# Right Wing Dharma



## JM (Jul 7, 2021)

"Most political conservatives in Burma are Buddhists, with the “progressives” often “progressing” to secular materialism, or maybe Christianity. Similarly, conservatives in the west, being rather traditionalistic, tend towards Christianity (or maybe Judaism), if they are religious at all. Thus the predominance of political leftism in western Buddhism is an artifact of circumstance, not a political, logical necessity."

"The second group of right-wing western Buddhists, to which group I personally belong, are more libertarian or classical liberal, insisting on freedom of thought and expression, and are repulsed by the cultish nature and hysteria, etc., of political correctness and cultural Marxism."

https://politicallyincorrectdharma.blogspot.com/2020/02/on-phenomenon-of-right-wing-western.html

I thought the article was interesting and worth reading. Buddhism is not inherently Left politically but more in line with the Western Right in many ways. The example of Burma showing that Leftists in that country trend toward secularism or Christianity. There is a podcast by the title of "Right-Wing Dharma Squad" giving a Buddhist perspective from the Right that I've listened to a few times that might be of interest. 

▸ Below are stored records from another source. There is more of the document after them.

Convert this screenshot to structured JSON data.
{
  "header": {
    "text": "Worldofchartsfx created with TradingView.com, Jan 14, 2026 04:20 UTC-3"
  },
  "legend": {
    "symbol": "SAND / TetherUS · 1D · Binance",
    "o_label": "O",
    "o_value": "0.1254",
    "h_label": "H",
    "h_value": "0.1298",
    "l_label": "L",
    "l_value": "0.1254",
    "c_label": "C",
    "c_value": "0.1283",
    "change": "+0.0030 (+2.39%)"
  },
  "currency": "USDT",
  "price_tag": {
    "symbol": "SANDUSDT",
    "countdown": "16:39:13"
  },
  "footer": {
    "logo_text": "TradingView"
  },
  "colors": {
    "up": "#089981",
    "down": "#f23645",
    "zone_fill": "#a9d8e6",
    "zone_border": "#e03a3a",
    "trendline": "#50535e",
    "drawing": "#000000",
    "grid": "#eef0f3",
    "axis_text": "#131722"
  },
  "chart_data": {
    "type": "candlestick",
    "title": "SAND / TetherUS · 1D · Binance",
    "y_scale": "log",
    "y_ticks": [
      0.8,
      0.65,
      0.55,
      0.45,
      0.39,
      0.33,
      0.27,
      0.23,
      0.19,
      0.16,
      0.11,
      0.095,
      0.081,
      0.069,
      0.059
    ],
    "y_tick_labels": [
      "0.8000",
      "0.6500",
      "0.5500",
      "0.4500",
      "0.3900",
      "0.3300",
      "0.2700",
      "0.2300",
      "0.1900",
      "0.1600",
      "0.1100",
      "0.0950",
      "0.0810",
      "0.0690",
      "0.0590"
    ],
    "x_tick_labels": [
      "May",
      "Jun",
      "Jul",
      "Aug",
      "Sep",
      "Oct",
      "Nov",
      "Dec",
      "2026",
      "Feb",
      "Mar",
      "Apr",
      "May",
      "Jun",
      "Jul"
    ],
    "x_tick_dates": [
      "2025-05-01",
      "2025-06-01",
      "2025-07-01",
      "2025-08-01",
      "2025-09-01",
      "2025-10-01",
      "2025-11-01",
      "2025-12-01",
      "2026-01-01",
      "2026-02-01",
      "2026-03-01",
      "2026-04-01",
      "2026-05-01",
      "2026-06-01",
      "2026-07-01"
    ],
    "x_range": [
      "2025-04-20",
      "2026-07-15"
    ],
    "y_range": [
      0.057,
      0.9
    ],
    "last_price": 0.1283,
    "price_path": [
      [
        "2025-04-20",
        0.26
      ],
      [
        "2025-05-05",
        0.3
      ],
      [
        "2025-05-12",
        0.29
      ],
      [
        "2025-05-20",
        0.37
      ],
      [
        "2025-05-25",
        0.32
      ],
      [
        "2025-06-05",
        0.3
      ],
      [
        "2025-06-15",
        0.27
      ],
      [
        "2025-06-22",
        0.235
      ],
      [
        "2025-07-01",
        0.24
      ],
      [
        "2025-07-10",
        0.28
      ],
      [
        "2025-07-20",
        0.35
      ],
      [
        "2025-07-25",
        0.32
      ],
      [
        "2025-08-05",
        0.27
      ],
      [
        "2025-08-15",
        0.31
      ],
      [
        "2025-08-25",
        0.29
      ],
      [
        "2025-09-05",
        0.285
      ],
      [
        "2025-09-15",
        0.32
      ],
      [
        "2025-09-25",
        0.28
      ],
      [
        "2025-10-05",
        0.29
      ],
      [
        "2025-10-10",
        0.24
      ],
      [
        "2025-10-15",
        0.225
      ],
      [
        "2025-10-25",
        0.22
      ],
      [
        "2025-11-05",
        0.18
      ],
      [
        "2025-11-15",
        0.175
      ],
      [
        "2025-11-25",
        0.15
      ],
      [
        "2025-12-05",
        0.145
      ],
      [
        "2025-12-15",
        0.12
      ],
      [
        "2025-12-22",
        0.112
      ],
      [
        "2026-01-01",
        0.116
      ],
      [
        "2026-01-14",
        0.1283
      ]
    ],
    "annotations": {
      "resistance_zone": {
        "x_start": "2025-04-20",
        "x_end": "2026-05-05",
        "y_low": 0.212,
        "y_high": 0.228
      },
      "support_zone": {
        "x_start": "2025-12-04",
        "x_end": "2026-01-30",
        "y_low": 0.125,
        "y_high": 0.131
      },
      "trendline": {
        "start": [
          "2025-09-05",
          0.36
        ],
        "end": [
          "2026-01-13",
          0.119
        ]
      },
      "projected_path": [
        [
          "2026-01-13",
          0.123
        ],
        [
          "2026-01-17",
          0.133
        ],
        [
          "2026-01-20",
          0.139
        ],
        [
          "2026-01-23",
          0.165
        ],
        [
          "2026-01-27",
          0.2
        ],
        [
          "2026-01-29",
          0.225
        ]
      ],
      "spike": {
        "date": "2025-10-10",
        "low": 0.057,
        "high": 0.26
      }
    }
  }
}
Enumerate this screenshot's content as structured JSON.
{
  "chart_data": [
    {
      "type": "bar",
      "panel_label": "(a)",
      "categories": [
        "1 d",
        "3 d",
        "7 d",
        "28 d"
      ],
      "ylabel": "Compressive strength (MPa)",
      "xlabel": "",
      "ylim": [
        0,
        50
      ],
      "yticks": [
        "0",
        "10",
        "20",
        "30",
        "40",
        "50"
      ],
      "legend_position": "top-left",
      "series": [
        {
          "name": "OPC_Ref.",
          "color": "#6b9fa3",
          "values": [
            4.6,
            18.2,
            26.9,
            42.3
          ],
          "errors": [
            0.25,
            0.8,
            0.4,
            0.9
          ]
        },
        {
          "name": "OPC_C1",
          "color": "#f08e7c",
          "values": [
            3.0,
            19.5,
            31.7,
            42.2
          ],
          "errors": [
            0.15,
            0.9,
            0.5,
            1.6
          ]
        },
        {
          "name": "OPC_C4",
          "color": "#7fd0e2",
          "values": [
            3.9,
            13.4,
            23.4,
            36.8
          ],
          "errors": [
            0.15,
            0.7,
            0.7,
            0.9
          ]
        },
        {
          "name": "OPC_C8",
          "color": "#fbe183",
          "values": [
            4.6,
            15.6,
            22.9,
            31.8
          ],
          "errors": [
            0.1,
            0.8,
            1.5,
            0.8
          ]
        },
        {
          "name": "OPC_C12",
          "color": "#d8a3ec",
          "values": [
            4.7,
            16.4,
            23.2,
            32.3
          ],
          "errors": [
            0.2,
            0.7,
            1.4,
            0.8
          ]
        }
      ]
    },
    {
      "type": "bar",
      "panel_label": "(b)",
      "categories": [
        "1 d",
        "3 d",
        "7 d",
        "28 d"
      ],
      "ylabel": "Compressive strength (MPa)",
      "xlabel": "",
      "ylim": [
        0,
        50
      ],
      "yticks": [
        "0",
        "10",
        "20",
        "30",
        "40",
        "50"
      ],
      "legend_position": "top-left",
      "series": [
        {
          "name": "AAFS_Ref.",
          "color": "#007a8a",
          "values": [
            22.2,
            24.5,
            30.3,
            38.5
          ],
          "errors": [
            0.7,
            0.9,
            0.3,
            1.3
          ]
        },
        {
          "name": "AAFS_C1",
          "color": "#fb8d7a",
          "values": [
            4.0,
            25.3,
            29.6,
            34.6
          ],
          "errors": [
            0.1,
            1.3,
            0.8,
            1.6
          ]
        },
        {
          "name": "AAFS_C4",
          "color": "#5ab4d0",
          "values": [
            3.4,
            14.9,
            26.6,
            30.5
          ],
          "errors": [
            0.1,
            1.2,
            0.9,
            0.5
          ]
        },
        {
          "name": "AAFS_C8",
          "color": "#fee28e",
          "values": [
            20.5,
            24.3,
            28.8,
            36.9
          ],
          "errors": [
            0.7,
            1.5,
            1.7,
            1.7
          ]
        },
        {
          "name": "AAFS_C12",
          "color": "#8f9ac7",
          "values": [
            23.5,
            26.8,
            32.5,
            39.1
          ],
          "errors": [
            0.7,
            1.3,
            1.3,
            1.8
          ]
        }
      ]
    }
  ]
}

I own Dogen's Shobogenzo and honestly can't make heads or tails of it, he sounds incoherent most of the time and the translation uses Indian/Chinese and Japanese Buddhist lingo so I can't get into it. Worst $100 bucks I've spent on a book! Hakuin's Poison Blossoms from a Thicket of Thorn is easier for a Western reading PLUS he was a pipe smoker so there's that. 

Yours in the Lord, 

jm

Reactions: Like 1


----------



## RamistThomist (Jul 8, 2021)

Makes sense, as traditional societies are normally highly hostile to Leftism. Also, Burma itself is a fairly anti-liberal country

Reactions: Like 1


----------